Re: Nested events with zero deltas, can use absolute timestamps instead?

From: Steven Rostedt
Date: Mon Apr 01 2019 - 22:21:06 EST


On Mon, 1 Apr 2019 15:54:20 -0700
Jason Behmer <jbehmer@xxxxxxxxxx> wrote:

> The concurrency model is still a little bit unclear to me as I'm new
> to this codebase. So I'm having some trouble reasoning about what
> operations are safe at one point on the ring buffer. It seems like
> we can't be preempted in general, just interrupts? And the events for
> the events emitted by interrupts will be fully processed before
> getting back to the event pointed at by the commit pointer? If this
> is true I think the approach below (and prototyped in the attached
> patch against head) might work and would love feedback. If not, this
> problem is way harder.
>
> We detect nested events by checking our event pointer against the
> commit pointer. This is safe because we reserve our event space
> atomically in the buffer, leading to an ordering of events we can
> depend on. But to add a TIME_STAMP event we need to reserve more
> space before we even have an event pointer, so we need to know
> something about the ordering of events before we've actually
> atomically reserved ours. We could check if the write pointer is set
> to the commit pointer, and if it isn't we know we're a nested event.
> But, someone could update the write pointer and/or commit pointer
> between the time we check it and the time we atomically reserve our
> space in the buffer. However, I think maybe this is ok.
>
> If we see that the write pointer is not equal to the commit pointer,
> then we're in an interrupt, and the only thing that could update the
> commit pointer is the original event emitting code that was
> interrupted, which can't run again until we're finished. And the only
> thing that can update the write pointer is further interrupts of us,
> which will advance the write pointer further away from commit, leaving
> our decision to allocate a TIME_STAMP event as valid.
>
> If we see that the write pointer is equal to the commit pointer, then
> anything that interrupts us before we move the write pointer will see
> that same state and will need to, before returning to us, commit their
> event and set commit to their new write pointer, which will make our
> decision valid once again.
>
> There's a lot of assumptions in there that I'd love to be checked on
> as I'm new to this code base. For example I haven't read the read
> path at all and have no idea if it interacts with this at all.
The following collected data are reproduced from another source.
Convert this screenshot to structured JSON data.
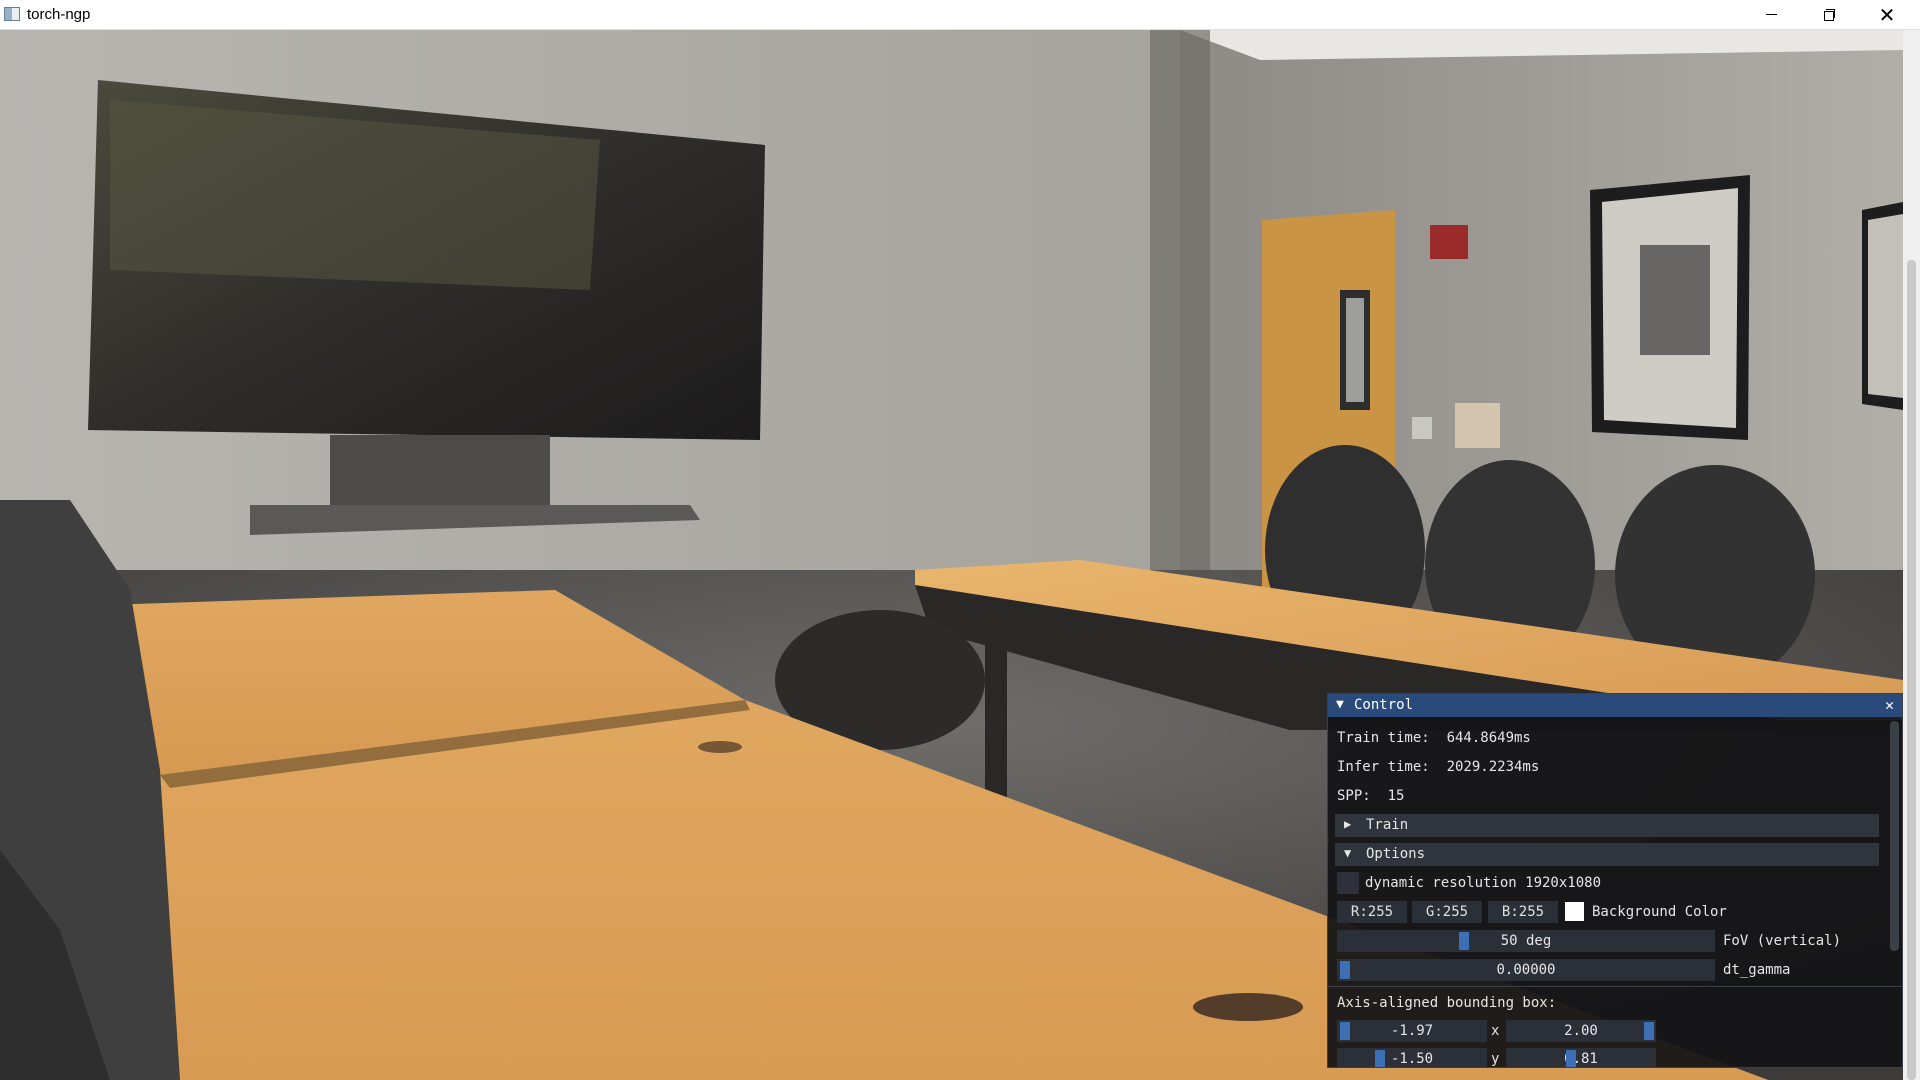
{
  "window": {
    "title": "torch-ngp",
    "icon": "app-icon",
    "controls": [
      "minimize-icon",
      "maximize-icon",
      "close-icon"
    ]
  },
  "viewport": {
    "content": "nerf-render-conference-room"
  },
  "panel": {
    "title": "Control",
    "close_glyph": "✕",
    "stats": {
      "train_time_label": "Train time:",
      "train_time_value": "644.8649ms",
      "infer_time_label": "Infer time:",
      "infer_time_value": "2029.2234ms",
      "spp_label": "SPP:",
      "spp_value": "15"
    },
    "sections": {
      "train": "Train",
      "options": "Options"
    },
    "options": {
      "dynamic_resolution": "dynamic resolution 1920x1080",
      "dynamic_resolution_checked": false,
      "bg_r": "R:255",
      "bg_g": "G:255",
      "bg_b": "B:255",
      "bg_color_hex": "#ffffff",
      "bg_label": "Background Color",
      "fov_value": "50 deg",
      "fov_fraction": 0.33,
      "fov_label": "FoV (vertical)",
      "dt_gamma_value": "0.00000",
      "dt_gamma_fraction": 0.0,
      "dt_gamma_label": "dt_gamma"
    },
    "aabb": {
      "label": "Axis-aligned bounding box:",
      "x_min": "-1.97",
      "x_label": "x",
      "x_max": "2.00",
      "y_min": "-1.50",
      "y_label": "y",
      "y_max": "0.81"
    }
  },
  "colors": {
    "accent": "#294a7a",
    "slider_grab": "#3d6fb5",
    "panel_bg": "#141416"
  }
}
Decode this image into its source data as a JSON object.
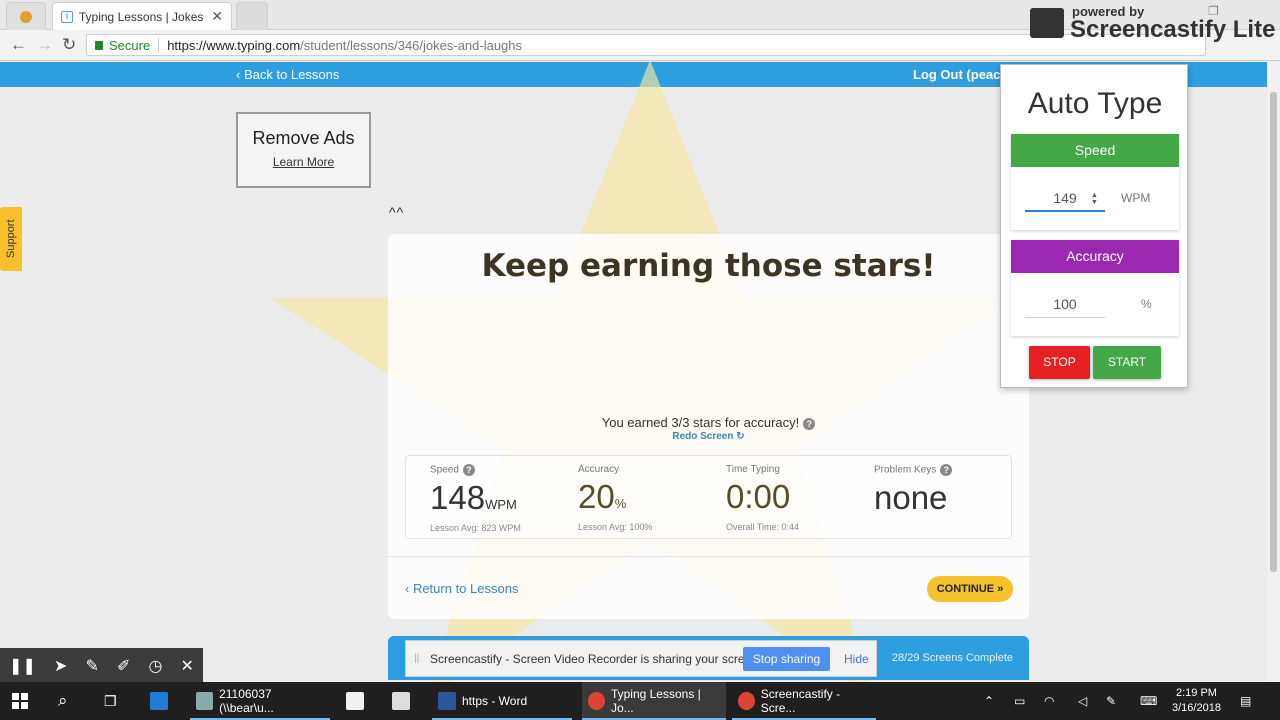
{
  "browser": {
    "tab_title": "Typing Lessons | Jokes ar",
    "tab_close": "✕",
    "secure_label": "Secure",
    "url_host": "https://www.typing.com",
    "url_path": "/student/lessons/346/jokes-and-laughs"
  },
  "site_nav": {
    "back_label": "‹ Back to Lessons",
    "logout_label": "Log Out (peac"
  },
  "support_label": "Support",
  "ads": {
    "title": "Remove Ads",
    "link": "Learn More"
  },
  "caret_text": "^^",
  "results": {
    "headline": "Keep earning those stars!",
    "earned_text": "You earned 3/3 stars for accuracy!",
    "redo_label": "Redo Screen ↻",
    "stats": [
      {
        "label": "Speed",
        "value": "148",
        "unit": "WPM",
        "sub": "Lesson Avg: 823 WPM"
      },
      {
        "label": "Accuracy",
        "value": "20",
        "unit": "%",
        "sub": "Lesson Avg: 100%"
      },
      {
        "label": "Time Typing",
        "value": "0:00",
        "unit": "",
        "sub": "Overall Time: 0:44"
      },
      {
        "label": "Problem Keys",
        "value": "none",
        "unit": "",
        "sub": ""
      }
    ],
    "return_label": "‹ Return to Lessons",
    "continue_label": "CONTINUE »"
  },
  "progress": {
    "screens_complete": "28/29 Screens Complete"
  },
  "sharebar": {
    "message": "Screencastify - Screen Video Recorder is sharing your screen.",
    "stop_label": "Stop sharing",
    "hide_label": "Hide"
  },
  "autotype": {
    "title": "Auto Type",
    "speed_header": "Speed",
    "speed_value": "149",
    "speed_unit": "WPM",
    "accuracy_header": "Accuracy",
    "accuracy_value": "100",
    "accuracy_unit": "%",
    "stop_label": "STOP",
    "start_label": "START",
    "colors": {
      "speed": "#43a845",
      "accuracy": "#9c27b0",
      "stop": "#e52020",
      "start": "#43a845"
    }
  },
  "watermark": {
    "powered_by": "powered by",
    "name": "Screencastify Lite"
  },
  "taskbar": {
    "items": [
      {
        "label": "21106037 (\\\\bear\\u..."
      },
      {
        "label": "https - Word"
      },
      {
        "label": "Typing Lessons | Jo..."
      },
      {
        "label": "Screencastify - Scre..."
      }
    ],
    "time": "2:19 PM",
    "date": "3/16/2018"
  }
}
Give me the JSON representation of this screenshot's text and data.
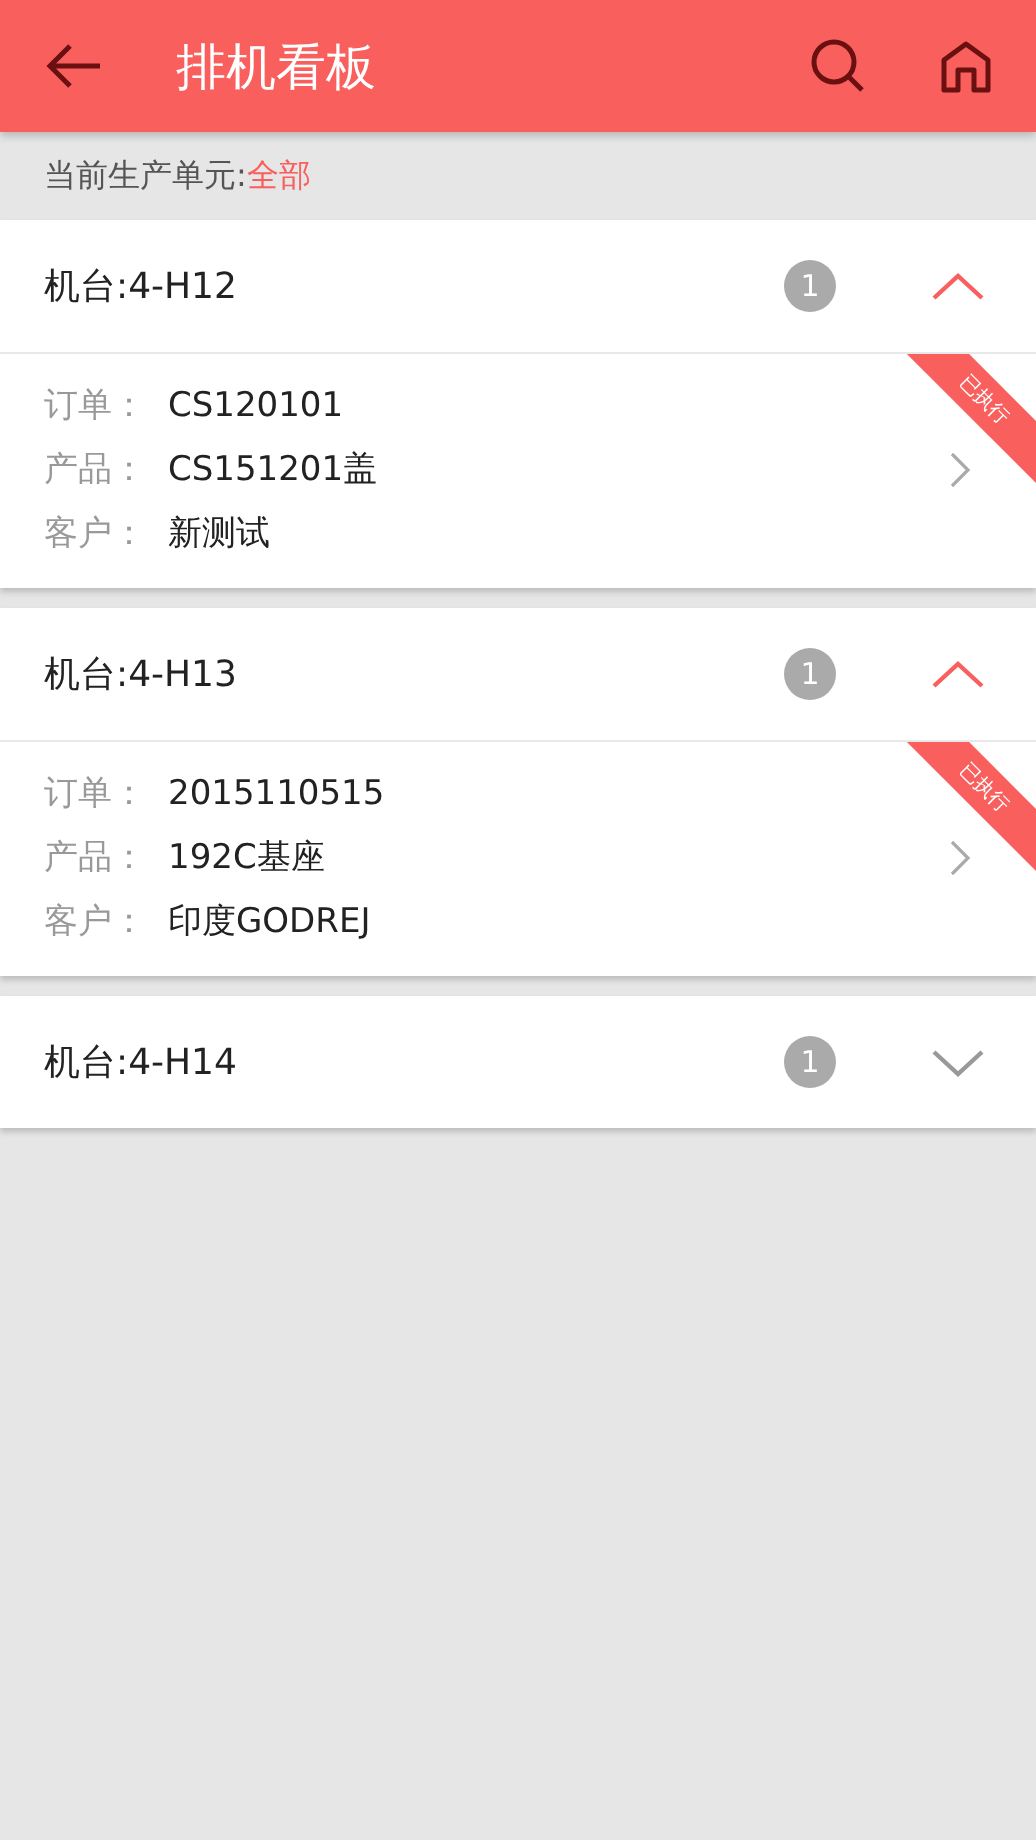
{
  "app_bar": {
    "title": "排机看板"
  },
  "filter": {
    "label": "当前生产单元:",
    "value": "全部"
  },
  "machines": [
    {
      "title": "机台:4-H12",
      "count": "1",
      "expanded": true,
      "order": {
        "ribbon": "已执行",
        "fields": [
          {
            "label": "订单：",
            "value": "CS120101"
          },
          {
            "label": "产品：",
            "value": "CS151201盖"
          },
          {
            "label": "客户：",
            "value": "新测试"
          }
        ]
      }
    },
    {
      "title": "机台:4-H13",
      "count": "1",
      "expanded": true,
      "order": {
        "ribbon": "已执行",
        "fields": [
          {
            "label": "订单：",
            "value": "2015110515"
          },
          {
            "label": "产品：",
            "value": "192C基座"
          },
          {
            "label": "客户：",
            "value": "印度GODREJ"
          }
        ]
      }
    },
    {
      "title": "机台:4-H14",
      "count": "1",
      "expanded": false
    }
  ]
}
I think you pretty much got the idea correct. The issue is what to put
into the extra timestamp value. As the time we record the timestamp
compared to the time we allocate the space for the timestamp is not
atomic. And we can't have time go backwards :-(

| |
commit ---> +----------------------------------+
| TS offset from previous event | (A)
+----------------------------------+
| outer event data |
<interrupt> +----------------------------------+
| extended TS | (B)
+----------------------------------+
| interrupt event data |
+----------------------------------+
head ---> | |


TS = rdstc();
A = reserve_ring_buffer
*A = TS

interrupt:
TS = rdtsc();
B = reserve_ring_buffer
*B = TS


What's important is what we store in A and B

TS = rdtsc();
<interrupt> --->
TS = rdstc()
(this is first commit!)
A = reserver_ring_buffer
*A = TS
(finish commit)
<----
A = reserver_ring_buffer
*A = TS

You can see how the recording of the timestamp and writing it gets
complex. Also it gets more complex when we use deltas and not direct writes.

Now we may be able to handle this if we take the timestamp before doing
anything, and if it's nested, take it again (which should guarantee
that it's after the previous timestamp)

Now of course the question is, how do we update the write stamp that we
will use to compute new "deltas"? Or we just use absolute timestamps to
the end of the page, and start over again, when we start a new page
that isn't nested.

But see where the complexity comes from?

-- Steve